Trinta Anos

(…) todos têm medo da morte, embora só nela se possam salvar da monstruosa ofensa que é a vida.

Se na definição de Prazer de Ler couberem as obras que lhe dão corpo, então, Trinta Anos, da austríaca Ingeborg Bachmann, tem presença garantida.

Não conhecia a autora, quando aproveitei a troca de livros da Biblioteca de São Domingos de Rana e, no canto onde deixamos um livro e trazemos para casa a esperança de uma leitura agradável, deixei A?s e ?s, A Lei de ? e uma colectânea de frases de ?? para trazer, entre outros, Trinta Anos.

(…) agarramo(-no)s firmemente a hábitos com medo de um modo de pensar sem tábuas de proibições e tábuas de mandamentos, com medo da liberdade. Os homens não amam a liberdade. Onde quer que ela tenha surgido, condenaram-se a si com ela.

Tenho na Europa Central (tal como na América do Sul, por razões opostas) a melhor geografia literária. Stefan Zweig, Hermann Hesse ou Thomas Bernhard marcam presença no panteão dos herdeiros de séculos sombrios. A escrita de Bachmann, com o pessimismo, as dúvidas angustiantes capazes de esticar a vida até ao limite e uma lucidez e clareza que me apaixonaram, forma mais um exemplo desta corrente. Nascida em 1926, Bachmann entrou na Literatura pela poesia no pós-guerra, no Grupo 47. Conseguiu congregar algo nem sempre comum nas artes: a popularidade com a qualidade marcada pela vertente autoral.

Trinta Anos reúne sete contos. Qual deles o melhor?
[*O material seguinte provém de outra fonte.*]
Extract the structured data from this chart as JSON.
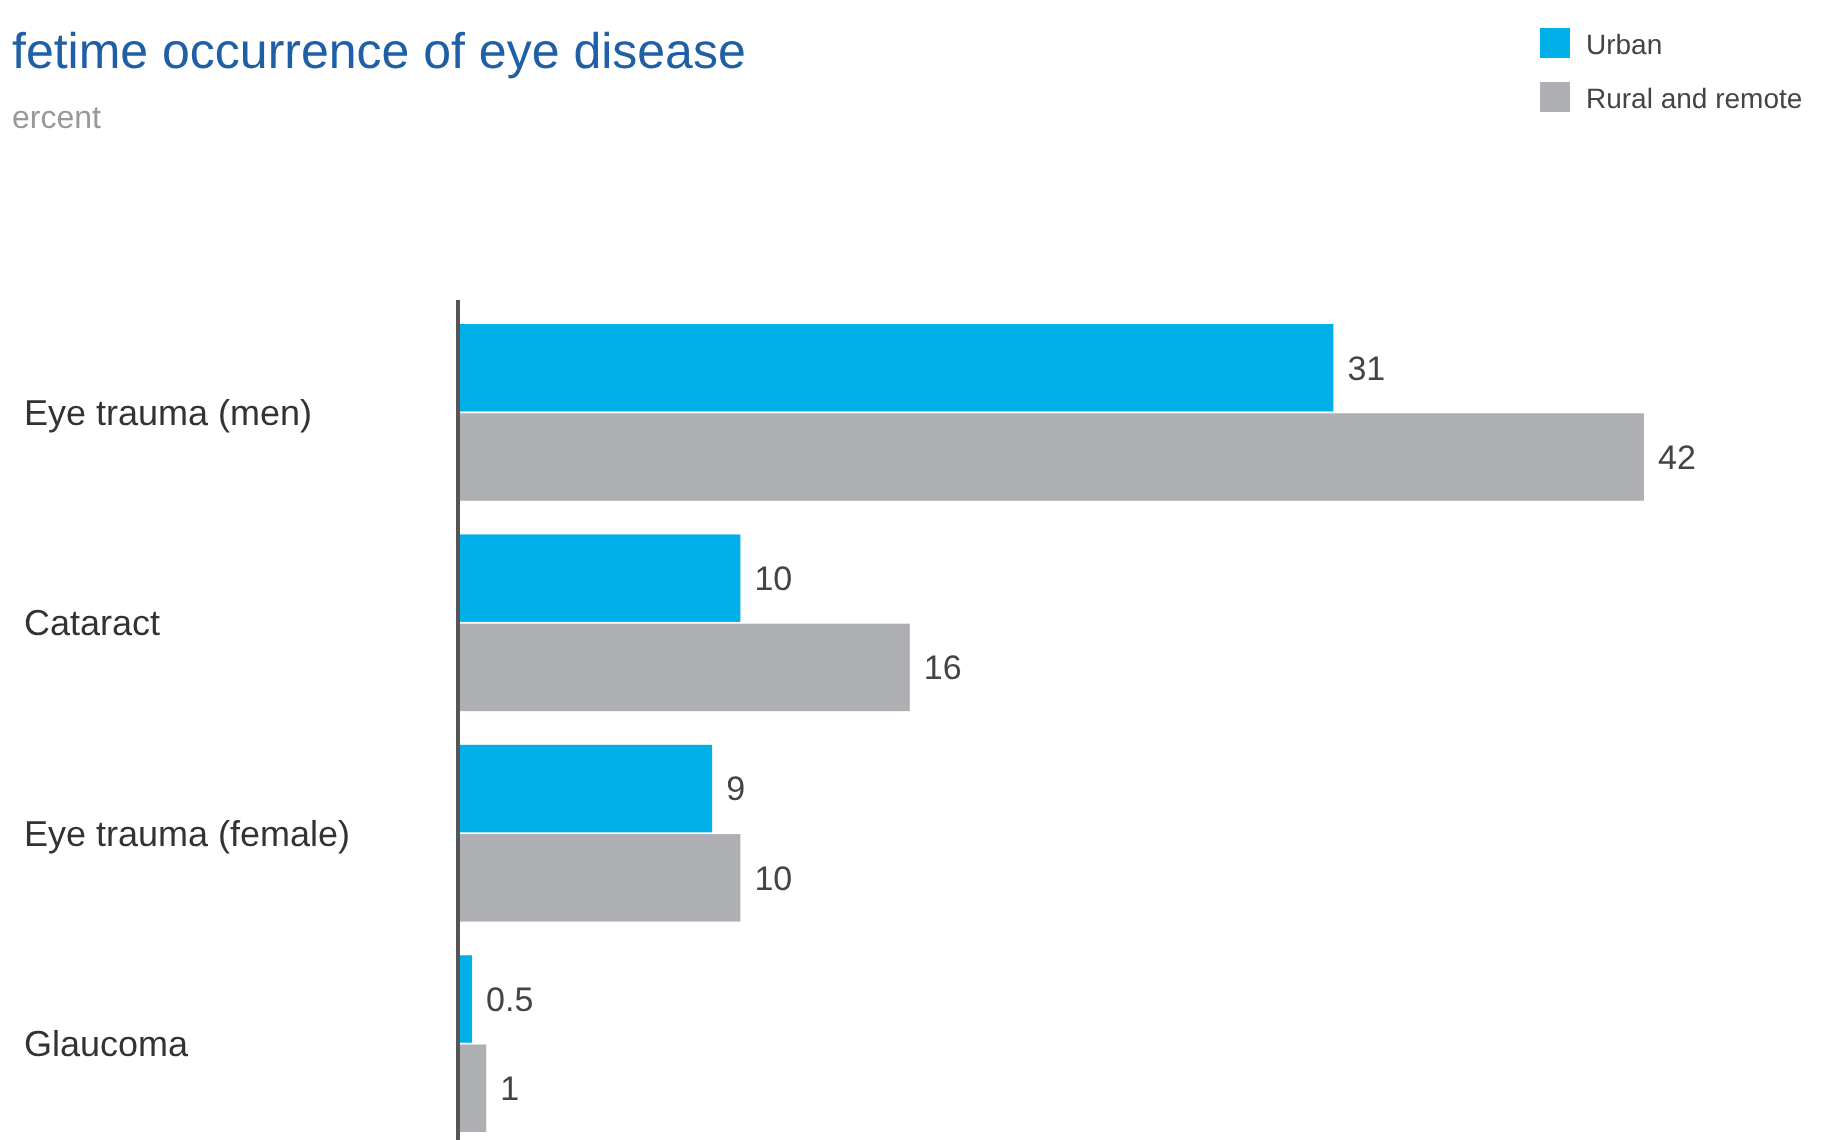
{
  "chart_data": {
    "type": "bar",
    "orientation": "horizontal",
    "title": "fetime occurrence of eye disease",
    "subtitle": "ercent",
    "categories": [
      "Eye trauma (men)",
      "Cataract",
      "Eye trauma (female)",
      "Glaucoma"
    ],
    "series": [
      {
        "name": "Urban",
        "color": "#00aee8",
        "values": [
          31,
          10,
          9,
          0.5
        ]
      },
      {
        "name": "Rural and remote",
        "color": "#aeafb3",
        "values": [
          42,
          16,
          10,
          1
        ]
      }
    ],
    "data_labels": true,
    "tick_labels": "y",
    "legend": "top right"
  }
}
Então aconteceu. Um choque atingiu-o por dentro do cérebro; surgiu uma dor que o fez desistir, os pensamentos tornaram-se mais lentos, confusos, e saltou do baloiço. Tinha ultrapassado a sua capacidade de pensar, ou melhor, lá onde ele tinha estado ninguém podia pensar mais para além. (…) Pensou que tinha enlouquecido e agarrou-se desesperadamente ao seu livro. (…) Estava no limite.
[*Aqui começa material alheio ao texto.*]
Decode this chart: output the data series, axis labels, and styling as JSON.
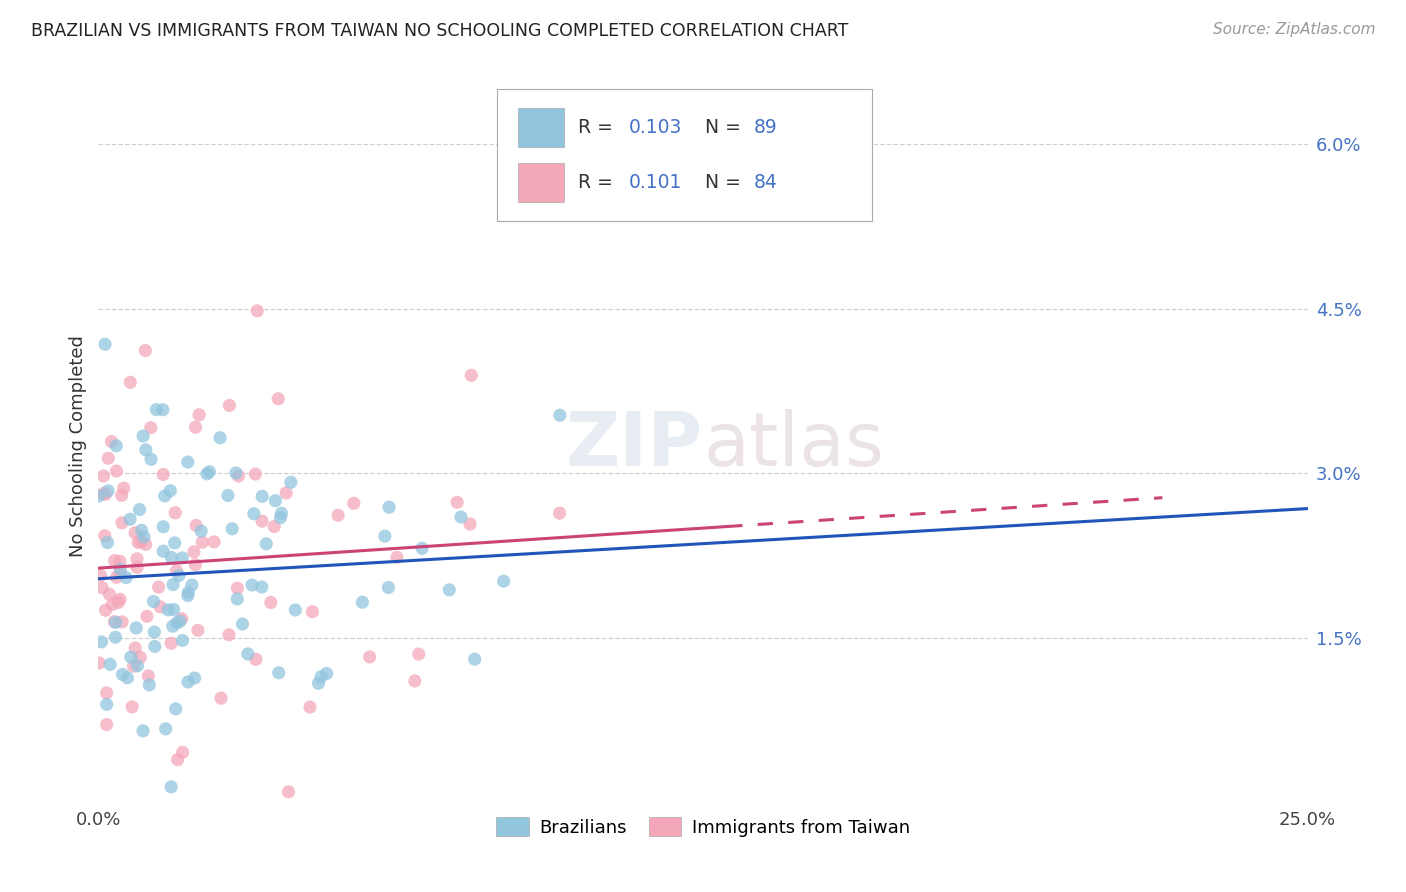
{
  "title": "BRAZILIAN VS IMMIGRANTS FROM TAIWAN NO SCHOOLING COMPLETED CORRELATION CHART",
  "source": "Source: ZipAtlas.com",
  "ylabel": "No Schooling Completed",
  "blue_color": "#92c5de",
  "pink_color": "#f4a7b9",
  "trend_blue": "#2255bb",
  "trend_pink": "#cc4477",
  "background_color": "#ffffff",
  "grid_color": "#cccccc",
  "watermark_zip": "ZIP",
  "watermark_atlas": "atlas",
  "legend_blue_r": "0.103",
  "legend_blue_n": "89",
  "legend_pink_r": "0.101",
  "legend_pink_n": "84",
  "text_color": "#4472c4",
  "title_color": "#222222"
}
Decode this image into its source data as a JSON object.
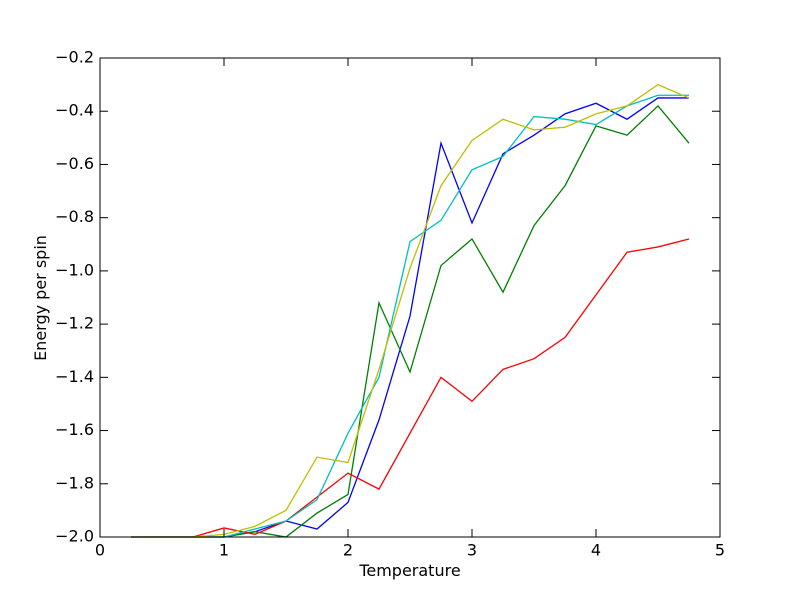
{
  "chart_data": {
    "type": "line",
    "xlabel": "Temperature",
    "ylabel": "Energy per spin",
    "x": [
      0.25,
      0.5,
      0.75,
      1,
      1.25,
      1.5,
      1.75,
      2,
      2.25,
      2.5,
      2.75,
      3,
      3.25,
      3.5,
      3.75,
      4,
      4.25,
      4.5,
      4.75
    ],
    "series": [
      {
        "color": "#0000ff",
        "values": [
          -2,
          -2,
          -2,
          -2,
          -1.98,
          -1.94,
          -1.97,
          -1.87,
          -1.56,
          -1.17,
          -0.52,
          -0.82,
          -0.56,
          -0.49,
          -0.41,
          -0.37,
          -0.43,
          -0.35,
          -0.35
        ]
      },
      {
        "color": "#008000",
        "values": [
          -2,
          -2,
          -2,
          -2,
          -1.98,
          -2,
          -1.91,
          -1.84,
          -1.12,
          -1.38,
          -0.98,
          -0.88,
          -1.08,
          -0.83,
          -0.68,
          -0.455,
          -0.49,
          -0.38,
          -0.52
        ]
      },
      {
        "color": "#ff0000",
        "values": [
          -2,
          -2,
          -2,
          -1.966,
          -1.99,
          -1.94,
          -1.85,
          -1.76,
          -1.82,
          -1.61,
          -1.4,
          -1.49,
          -1.37,
          -1.33,
          -1.25,
          -1.09,
          -0.93,
          -0.91,
          -0.88
        ]
      },
      {
        "color": "#00bfbf",
        "values": [
          -2,
          -2,
          -2,
          -2,
          -1.97,
          -1.94,
          -1.86,
          -1.61,
          -1.4,
          -0.89,
          -0.81,
          -0.62,
          -0.57,
          -0.42,
          -0.43,
          -0.45,
          -0.38,
          -0.34,
          -0.34
        ]
      },
      {
        "color": "#bfbf00",
        "values": [
          -2,
          -2,
          -2,
          -1.99,
          -1.96,
          -1.9,
          -1.7,
          -1.72,
          -1.37,
          -0.99,
          -0.68,
          -0.51,
          -0.43,
          -0.47,
          -0.46,
          -0.41,
          -0.38,
          -0.3,
          -0.35
        ]
      }
    ],
    "xlim": [
      0,
      5
    ],
    "xticks": [
      0,
      1,
      2,
      3,
      4,
      5
    ],
    "ylim": [
      -2,
      -0.2
    ],
    "yticks": [
      {
        "value": -2,
        "label": "−2.0"
      },
      {
        "value": -1.8,
        "label": "−1.8"
      },
      {
        "value": -1.6,
        "label": "−1.6"
      },
      {
        "value": -1.4,
        "label": "−1.4"
      },
      {
        "value": -1.2,
        "label": "−1.2"
      },
      {
        "value": -1,
        "label": "−1.0"
      },
      {
        "value": -0.8,
        "label": "−0.8"
      },
      {
        "value": -0.6,
        "label": "−0.6"
      },
      {
        "value": -0.4,
        "label": "−0.4"
      },
      {
        "value": -0.2,
        "label": "−0.2"
      }
    ],
    "grid": false
  }
}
Bachmann deixou-nos como escreveu, atravessando a fronteira que continha a ânsia pela compreensão do seu lugar no mundo: viciada em álcool e barbitúricos, sobrevivente ao conturbado relacionamento à distância com o poeta surrealista Paul Celan (as cartas trocadas entre eles foram recentemente publicadas em Portugal), à homossexualidade do compositor Hans Werner Henzel, com quem chegou a equacionar o casamento, ou ao adultério do escritor Max Frisch, foi perdendo a sensibilidade à dor. O seu corpo deteriorou-se com as queimaduras acumuladas pela cinza dos cigarros que ela deixara de sentir. Na noite de 25 de Setembro de 1973, um incêndio – pensa-se que devido a um cigarro – originado no colchão da cama do quarto onde estava hospedada, leva-a ao hospital. Os médicos, desconhecendo a sua extrema dependência, testemunharam a violenta reacção perante a falta dos comprimidos. A “intelectual brilhante” – nas palavras do prémio Nobel Heinrich Boll – morreu no hospital no dia 17 de Outubro desse ano

Da abertura do conto Tudo:

Quando nos sentamos como duas personagens petrificadas à mesa, ou quando à noite nos encontramos junto da porta da entrada porque nos lembrámos os dois ao mesmo tempo de a ir fechar, sinto a nossa tristeza como um arco que vai de uma ponta à outra do mundo – de Hanna a mim, portanto – e que nesse arco retesado está preparada uma seta, pronta a atingir o céu imóvel em pleno coração.